Is it any wonder, then, that the direction seems unable to find its footing? What is this play going for exactly: Period drama? Farce? Light comedy? This confusion also trickles down to the actors. And, heck, even the set and costumes seem undecided on the look they are meant to achieve.
Prevailing desire
Across the street, in Tanghalang Ateneo's "Boy," there is none of that doubt--whether about what the author is going for, or, soon enough into the play, whether the viewer is game enough to go along for the ride.
Guelan Luarca translates Anna Ziegler's play based on a real-life case of a Canadian boy whose penis was mutilated as a baby and, under a psychologist's watch, was raised as a girl. But Luarca knows better than to make the foreign setting consequential, a sentiment obviously shared by director Ed Lacson Jr.

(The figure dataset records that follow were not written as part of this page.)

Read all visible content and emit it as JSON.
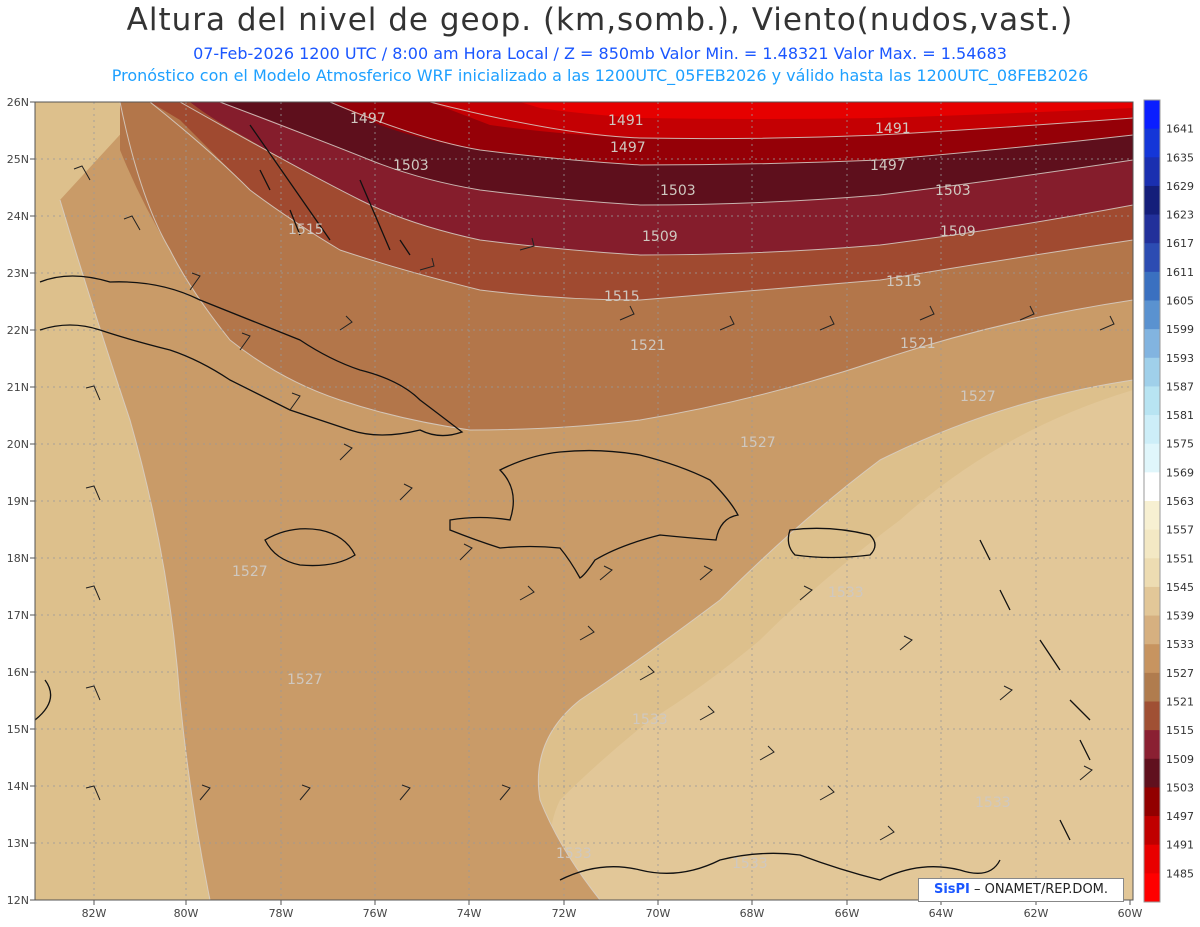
{
  "header": {
    "title": "Altura del nivel de geop. (km,somb.), Viento(nudos,vast.)",
    "line1": "07-Feb-2026  1200 UTC / 8:00 am Hora Local / Z = 850mb     Valor Min. = 1.48321  Valor Max. = 1.54683",
    "line2": "Pronóstico con el Modelo Atmosferico WRF inicializado a las 1200UTC_05FEB2026 y válido hasta las  1200UTC_08FEB2026"
  },
  "axes": {
    "lat_labels": [
      "26N",
      "25N",
      "24N",
      "23N",
      "22N",
      "21N",
      "20N",
      "19N",
      "18N",
      "17N",
      "16N",
      "15N",
      "14N",
      "13N",
      "12N"
    ],
    "lon_labels": [
      "82W",
      "80W",
      "78W",
      "76W",
      "74W",
      "72W",
      "70W",
      "68W",
      "66W",
      "64W",
      "62W",
      "60W"
    ]
  },
  "colorbar": {
    "labels": [
      "1641",
      "1635",
      "1629",
      "1623",
      "1617",
      "1611",
      "1605",
      "1599",
      "1593",
      "1587",
      "1581",
      "1575",
      "1569",
      "1563",
      "1557",
      "1551",
      "1545",
      "1539",
      "1533",
      "1527",
      "1521",
      "1515",
      "1509",
      "1503",
      "1497",
      "1491",
      "1485"
    ],
    "colors": [
      "#0a1eff",
      "#1436d8",
      "#1a2fb0",
      "#141e7a",
      "#22309a",
      "#2c4cb2",
      "#3a70c0",
      "#5a92d0",
      "#82b4e0",
      "#a0d0ea",
      "#b8e4f2",
      "#cdeef8",
      "#e0f6fb",
      "#ffffff",
      "#f7f0d2",
      "#f3e8c4",
      "#eddcb2",
      "#e2c798",
      "#d6b080",
      "#c79460",
      "#b07c4e",
      "#a05034",
      "#8a2032",
      "#60101e",
      "#920000",
      "#c00000",
      "#e80000",
      "#ff0000"
    ]
  },
  "contour_labels": [
    {
      "text": "1497"
    },
    {
      "text": "1491"
    },
    {
      "text": "1491"
    },
    {
      "text": "1497"
    },
    {
      "text": "1497"
    },
    {
      "text": "1503"
    },
    {
      "text": "1503"
    },
    {
      "text": "1503"
    },
    {
      "text": "1509"
    },
    {
      "text": "1509"
    },
    {
      "text": "1515"
    },
    {
      "text": "1515"
    },
    {
      "text": "1515"
    },
    {
      "text": "1521"
    },
    {
      "text": "1521"
    },
    {
      "text": "1527"
    },
    {
      "text": "1527"
    },
    {
      "text": "1527"
    },
    {
      "text": "1527"
    },
    {
      "text": "1533"
    },
    {
      "text": "1533"
    },
    {
      "text": "1533"
    },
    {
      "text": "1533"
    },
    {
      "text": "1533"
    }
  ],
  "footer": {
    "brand": "SisPI",
    "credit": "ONAMET/REP.DOM."
  }
}
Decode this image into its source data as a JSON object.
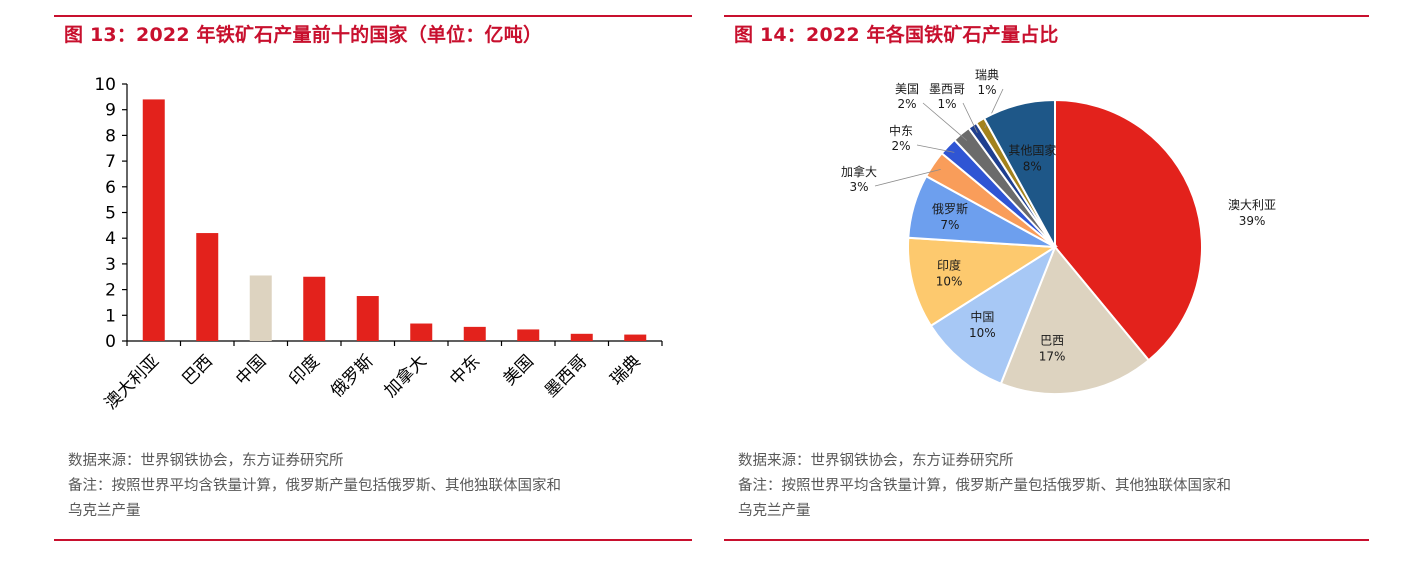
{
  "left": {
    "title": "图 13：2022 年铁矿石产量前十的国家（单位：亿吨）",
    "source": "数据来源：世界钢铁协会，东方证券研究所",
    "note_line1": "备注：按照世界平均含铁量计算，俄罗斯产量包括俄罗斯、其他独联体国家和",
    "note_line2": "乌克兰产量"
  },
  "right": {
    "title": "图 14：2022 年各国铁矿石产量占比",
    "source": "数据来源：世界钢铁协会，东方证券研究所",
    "note_line1": "备注：按照世界平均含铁量计算，俄罗斯产量包括俄罗斯、其他独联体国家和",
    "note_line2": "乌克兰产量"
  },
  "chart_data": [
    {
      "type": "bar",
      "title": "图 13：2022 年铁矿石产量前十的国家（单位：亿吨）",
      "categories": [
        "澳大利亚",
        "巴西",
        "中国",
        "印度",
        "俄罗斯",
        "加拿大",
        "中东",
        "美国",
        "墨西哥",
        "瑞典"
      ],
      "values": [
        9.4,
        4.2,
        2.55,
        2.5,
        1.75,
        0.68,
        0.55,
        0.45,
        0.28,
        0.25
      ],
      "bar_colors": [
        "#e3221c",
        "#e3221c",
        "#ddd3c0",
        "#e3221c",
        "#e3221c",
        "#e3221c",
        "#e3221c",
        "#e3221c",
        "#e3221c",
        "#e3221c"
      ],
      "ylim": [
        0,
        10
      ],
      "yticks": [
        "0",
        "1",
        "2",
        "3",
        "4",
        "5",
        "6",
        "7",
        "8",
        "9",
        "10"
      ],
      "grid": false,
      "legend": "none"
    },
    {
      "type": "pie",
      "title": "图 14：2022 年各国铁矿石产量占比",
      "slices": [
        {
          "label": "澳大利亚",
          "value": 39,
          "pct": "39%",
          "color": "#e3221c",
          "text_color": "#1a1a1a"
        },
        {
          "label": "巴西",
          "value": 17,
          "pct": "17%",
          "color": "#ddd3c0",
          "text_color": "#1a1a1a"
        },
        {
          "label": "中国",
          "value": 10,
          "pct": "10%",
          "color": "#a7c8f5",
          "text_color": "#1a1a1a"
        },
        {
          "label": "印度",
          "value": 10,
          "pct": "10%",
          "color": "#fdc96e",
          "text_color": "#1a1a1a"
        },
        {
          "label": "俄罗斯",
          "value": 7,
          "pct": "7%",
          "color": "#6d9fee",
          "text_color": "#1a1a1a"
        },
        {
          "label": "加拿大",
          "value": 3,
          "pct": "3%",
          "color": "#f99d5a",
          "text_color": "#1a1a1a"
        },
        {
          "label": "中东",
          "value": 2,
          "pct": "2%",
          "color": "#2f55d4",
          "text_color": "#1a1a1a"
        },
        {
          "label": "美国",
          "value": 2,
          "pct": "2%",
          "color": "#6b6b6b",
          "text_color": "#1a1a1a"
        },
        {
          "label": "墨西哥",
          "value": 1,
          "pct": "1%",
          "color": "#1f3f8f",
          "text_color": "#1a1a1a"
        },
        {
          "label": "瑞典",
          "value": 1,
          "pct": "1%",
          "color": "#a3821c",
          "text_color": "#1a1a1a"
        },
        {
          "label": "其他国家",
          "value": 8,
          "pct": "8%",
          "color": "#1e5788",
          "text_color": "#1a1a1a"
        }
      ],
      "start_angle_deg": 0,
      "direction": "clockwise",
      "legend": "none"
    }
  ]
}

The prevailing desire here is to tell a story regardless of origin: to tell it right, in a way that hits the heart in all the right spots.
And that, this small production does quite astoundingly.
There is Teresa Barrozo's topnotch sound design. There is Lacson's set and Barbie Tan-Tiongco's lights cohering into a functional whole in such a small space.
There are the actors, especially Cholo Ledesma, as the titular boy, and Camille Abaya, as the girl he falls for, turning in performances of astonishing maturity; and Mayen Estañero, who, as the boy's mother, simply grabs your soul out of nowhere.
Great unhappiness
In fact, one wouldn't be faulted for thinking this business of grabbing the soul is what this production is really after.
Sadness, after all, is a difficult thing to get right onstage. The temptation towards hysterics is strong, but the pull towards cold-heartedness is just as tough. That point in between--the one that renders sadness as neither exaggeration nor frailty, but simply an all too human attribute--is the hardest to get to.
"Boy" effortlessly eases the viewers into that spot, and before long, the audience no longer just sees the play, but understands the great unhappiness pervading it. It's the audience trusting the play, and the play giving generously in return.